The Cardinals are 10-1 under head coach Marcus Law in 2024 and have been one of the top teams for most of the season. They did not allow a point to an opponent until week eight against University, with their lone defeat coming against Martinsburg on October 25, 17-12. Spring Mills has outscored its opponents 469-23.
MHS head coach Sean Biser and his staff know that the playmaking ability of Cardinals quarterback Max Anderson and his brother, Xavier, is something his team will need to minimize in the contest.
“They’re talented and have athletes across the board,” Biser said. “Offensively, they have the big-play ability and a quarterback that gets them in good situations and out of bad ones. He is a true dual-threat player who is hard to get on the ground and he makes the offense better. They’re good up front and have some good speed on defense. They are well-coached and certainly a team with playmakers throughout the roster.”
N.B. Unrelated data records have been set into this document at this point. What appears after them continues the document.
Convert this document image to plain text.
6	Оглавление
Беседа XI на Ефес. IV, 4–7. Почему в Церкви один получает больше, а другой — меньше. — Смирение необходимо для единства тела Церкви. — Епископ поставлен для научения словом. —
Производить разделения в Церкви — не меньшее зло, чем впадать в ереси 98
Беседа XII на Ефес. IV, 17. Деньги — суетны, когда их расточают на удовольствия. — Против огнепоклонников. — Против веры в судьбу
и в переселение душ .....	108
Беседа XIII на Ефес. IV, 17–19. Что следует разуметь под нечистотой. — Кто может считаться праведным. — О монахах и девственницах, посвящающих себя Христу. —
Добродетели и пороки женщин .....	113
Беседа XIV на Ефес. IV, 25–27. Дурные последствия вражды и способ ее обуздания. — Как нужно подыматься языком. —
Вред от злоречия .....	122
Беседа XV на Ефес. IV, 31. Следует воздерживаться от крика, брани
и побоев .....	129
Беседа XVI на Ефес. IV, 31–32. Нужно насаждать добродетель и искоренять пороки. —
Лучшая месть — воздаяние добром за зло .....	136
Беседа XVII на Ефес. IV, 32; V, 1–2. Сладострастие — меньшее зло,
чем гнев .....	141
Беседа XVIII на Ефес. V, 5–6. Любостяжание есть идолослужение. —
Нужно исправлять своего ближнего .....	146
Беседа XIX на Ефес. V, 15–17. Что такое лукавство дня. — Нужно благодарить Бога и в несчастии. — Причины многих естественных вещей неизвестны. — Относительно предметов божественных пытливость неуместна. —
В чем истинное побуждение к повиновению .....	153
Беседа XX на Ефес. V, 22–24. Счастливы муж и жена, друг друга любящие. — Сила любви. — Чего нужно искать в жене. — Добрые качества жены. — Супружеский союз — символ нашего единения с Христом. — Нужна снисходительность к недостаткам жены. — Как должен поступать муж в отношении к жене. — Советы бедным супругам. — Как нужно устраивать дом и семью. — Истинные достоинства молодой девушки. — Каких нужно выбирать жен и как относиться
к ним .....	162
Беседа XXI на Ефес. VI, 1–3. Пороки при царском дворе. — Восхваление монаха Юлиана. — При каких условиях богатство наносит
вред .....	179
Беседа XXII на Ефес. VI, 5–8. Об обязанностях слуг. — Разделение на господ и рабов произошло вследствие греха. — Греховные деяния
The No. 7 Mohigans will call upon their defense to continue its efforts. They haven’t allowed more than 14 points to an opponent in the last five games. Most recently, MHS held Woodrow Wilson to 10 points in a 35-10 opening-round playoff victory last week, including a scoreless second half.
“We just need to come out and do the same things we always focus on,” Biser said. “It doesn’t matter who you play; you must go out and tackle well. We need to get guys on the ground on defense and run the ball successfully on offense. That’s the name of the game when it comes to football and if we do what we are capable of and what we know we are good at, I think our defense gives us a chance to make some plays.”
MHS carried the ball 58 times for 284 yards and five touchdowns in the first round against Woodrow. Four Mohigans surpassed 50 or more yards on the ground against the Flying Eagles.
“By this point of the season, everyone knows who they are and their identity as a team,” Biser said. “It isn’t going to require anything we haven’t done before to win a game of this level. We can’t change everything we do for one opponent; that won’t work out in anyone’s favor. We certainly add a few things each week as we prepare for who we match up with, but at the end of the day, most teams know who you are by now, so it’s about going out and executing your fundamentals and doing your job.”
Biser says his defense has done well limiting big plays down the stretch, which will be key against Spring Mills’s high-powered offense.
“We can’t let them make something from nothing when our defense has a chance to make a play,” he said. “We have to win the 50/50 balls, tackle well in space, win our one-on-ones, and play for each other. If we do those things, we will give ourselves the best chance possible to win.”